Familiar formula pays early dividends for men’s basketball
Note: This edition went to press before Augustana’s Thursday matchup against No. 6 Northwest Missouri State. Fear not, for this article is still worth reading.
In case you haven’t heard by now, Augustana lost three of the best players in program history after its national championship run last season.
Two starters stayed behind, however—junior point guard Jordan Spencer and senior guard/forward Adam Beyer—and while this year’s squad lacks the talent of last year’s juggernaut, their returns mean the program remains in good hands.
The Vikings’ 3-0 start gives testimony to that.
While head coach Tom Billeter stressed that his team is “a work in progress,” he was nonetheless impressed with its early season success that included a pair of wins against regional foes in Oklahoma last weekend, the second of which over an East Central team that returned four starters from a conference championship-winning team last year.
“To go 800 miles down to a gym that [East Central plays] in regularly and beat them, that was a pretty good win,” Billeter said. “Overall, to be 3-0, it’s a good start.”
Spencer and Beyer have scored the first and third most points, respectively, in those first three games. Junior guard Steven Schaefer is second on the strength of 8-for-13 three-point shooting.
Schaefer and sophomore guard John Warren should play bigger roles this season, and graduate transfer Mike Busack (from Minnesota State-Mankato) should, too.
Busack has been dealing with a recently sustained ankle injury, which forced him into a reserve role in the Vikings’ first two games. He started at pseudo-power forward Monday in the Vikings’ 80-64 win over Valley City State, scoring 16 points and grabbing eight rebounds while shooting 4-for-8 from three.
He said his screen-and-roll game with Spencer should continue to be difficult for opponents to guard.

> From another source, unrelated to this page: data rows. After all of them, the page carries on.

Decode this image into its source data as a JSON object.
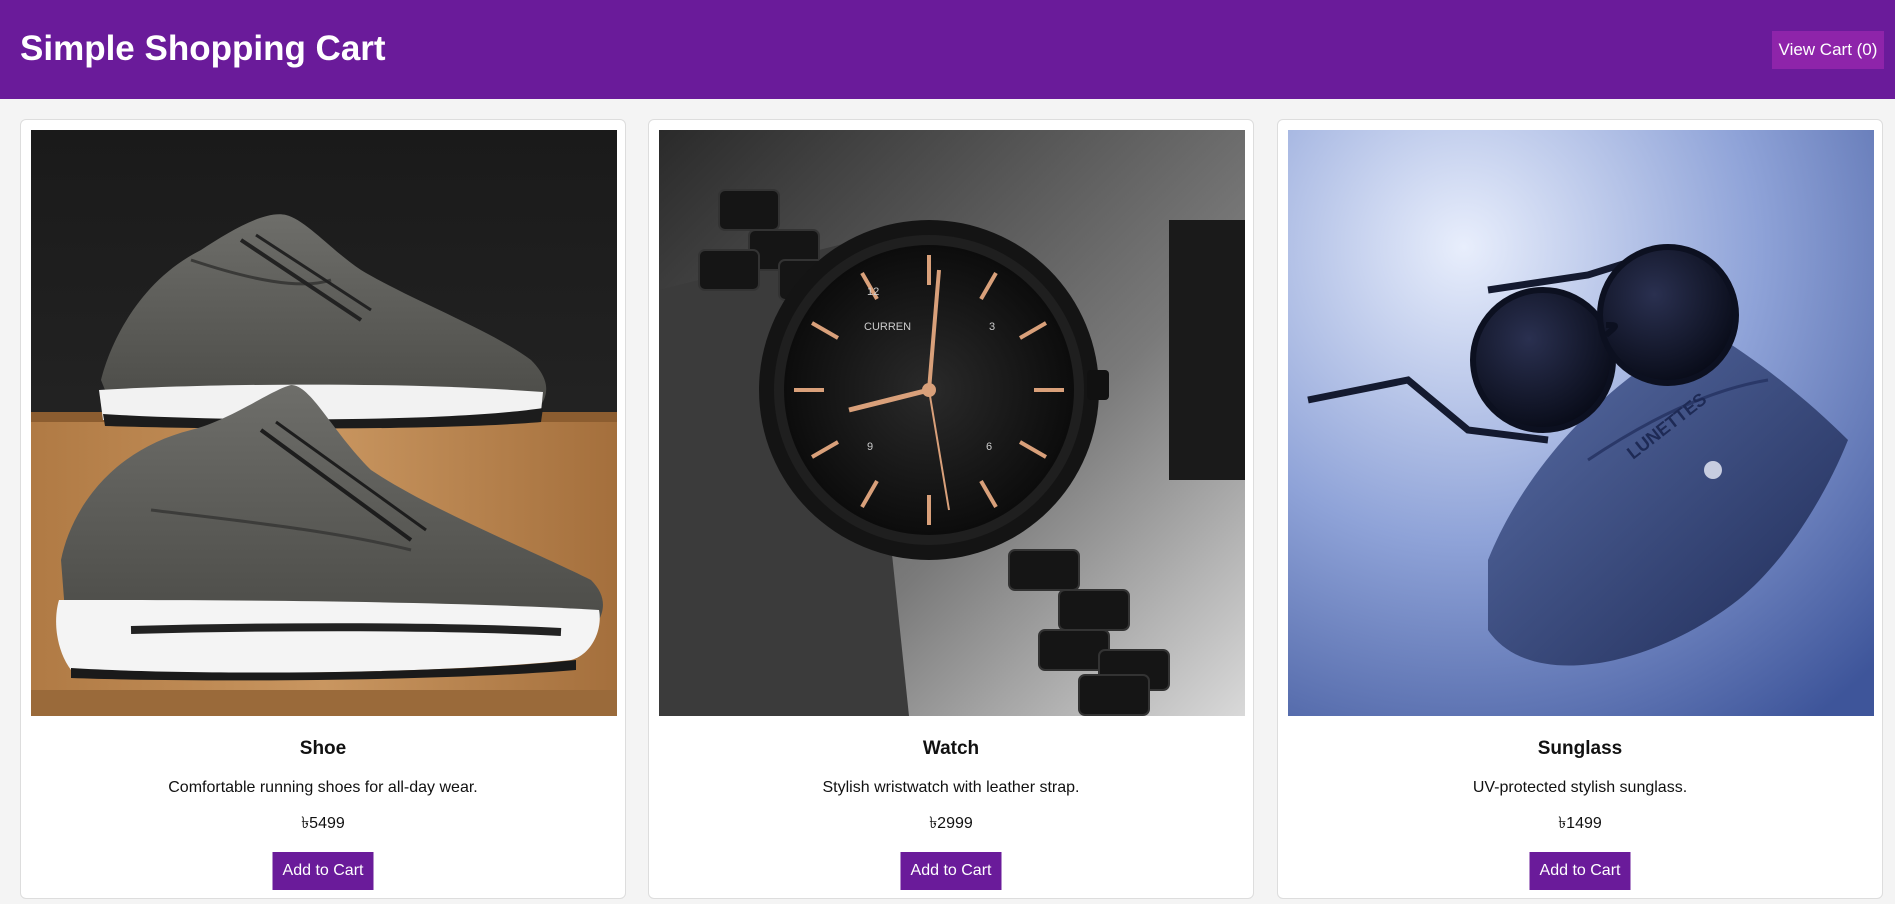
{
  "header": {
    "title": "Simple Shopping Cart",
    "view_cart_label": "View Cart (0)",
    "background_color": "#6a1b9a",
    "button_color": "#8e24aa"
  },
  "products": [
    {
      "name": "Shoe",
      "description": "Comfortable running shoes for all-day wear.",
      "price": "৳5499",
      "button_label": "Add to Cart",
      "image": "sneakers-photo"
    },
    {
      "name": "Watch",
      "description": "Stylish wristwatch with leather strap.",
      "price": "৳2999",
      "button_label": "Add to Cart",
      "image": "black-wristwatch-photo",
      "image_text": {
        "brand": "CURREN",
        "dial_12": "12",
        "dial_3": "3",
        "dial_6": "6",
        "dial_9": "9"
      }
    },
    {
      "name": "Sunglass",
      "description": "UV-protected stylish sunglass.",
      "price": "৳1499",
      "button_label": "Add to Cart",
      "image": "round-sunglasses-photo",
      "image_text": {
        "case_brand": "LUNETTES"
      }
    }
  ]
}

“[Spencer] was one of the big reasons I wanted to come here [from Mankato],” Busack said. “He’s one of the best point guards in the country, I firmly believe that. To be able to be the guy that’s setting him the screens—I take pride in setting my screens—he’s going to find me so many times throughout the year.”
Spencer has 21 assists to five turnovers so far this year after sporting a 3.39-to-1 assist-to-turnover ratio last year, good for third in the nation, according to ncaa.org archives.
Billeter said the team’s offensive system puts Spencer into positions to succeed.
“He can have full vision of the court in front of him,” Billeter said. “Our offense, our guys don’t move a ton, so it’s always up to the defense, and we feel whatever the defense is doing, they’re wrong. So if they want to overplay, we have lanes to penetrate. If they close poorly, we attack the rim. If they don’t close well, we can shoot a three.”
The Vikings also try to exploit matchups when they present themselves. Last year, Al Richter feasted on those opportunities by ducking into the post when guarded by an undersized defender, according to Billeter. Beyer played a similar role in the win over East Central on Saturday.
“Al was really good at it, and Adam’s pretty good at it, too,” Billeter said.
During the waning minutes of the Vikings’ 67-61 win—which was tied at 56 with less than five minutes left—the offense ran through Beyer in the post. Beyer said he’s practiced that position since his sophomore year and that he’s comfortable near the basket.
“It’s just a different look for teams,” Beyer said. “I’ll play more inside this year than I did last year, for sure. … I know all the plays from that position.”
Barring foul trouble or mismatches, though, Billeter said he will utilize a four-man post rotation featuring Busack and senior Zach Huisken as starters with freshman Lucas Walford and junior Marcus Asmus backing them up. He said Beyer would, in a pinch, essentially be a fifth big man.
Walford has impressed in early-season action, demonstrating startling tenacity on the offensive glass and explosion to finish around the basket. Busack said Walford’s ability has “surprised the heck out of me.”
Busack also singled out Beyer as a former opponent whose contribution he especially values now as a teammate.
“I had a decent sense of what Adam does, and he’s my roommate now, but I really appreciate the way he goes about playing basketball,” Busack said. “He’s one of the most unselfish players, he’ll do anything that the team needs him to do. It doesn’t show up all the time in the stat book or anything like that, but it’s that kind of player that you need on your team to go to the next level and win in those playoff games. You grow to appreciate [him] the longer you’re around him.”
Billeter said he’s appreciated his team’s effort so far but that huge win streaks shouldn’t be an expectation, even though the Vikings have won 68 of their 73 games since the start of the 2014 season.
If Augustana ended up beating Northwest Missouri, fans may continue to expect those winning streaks, whether Billeter likes it or not.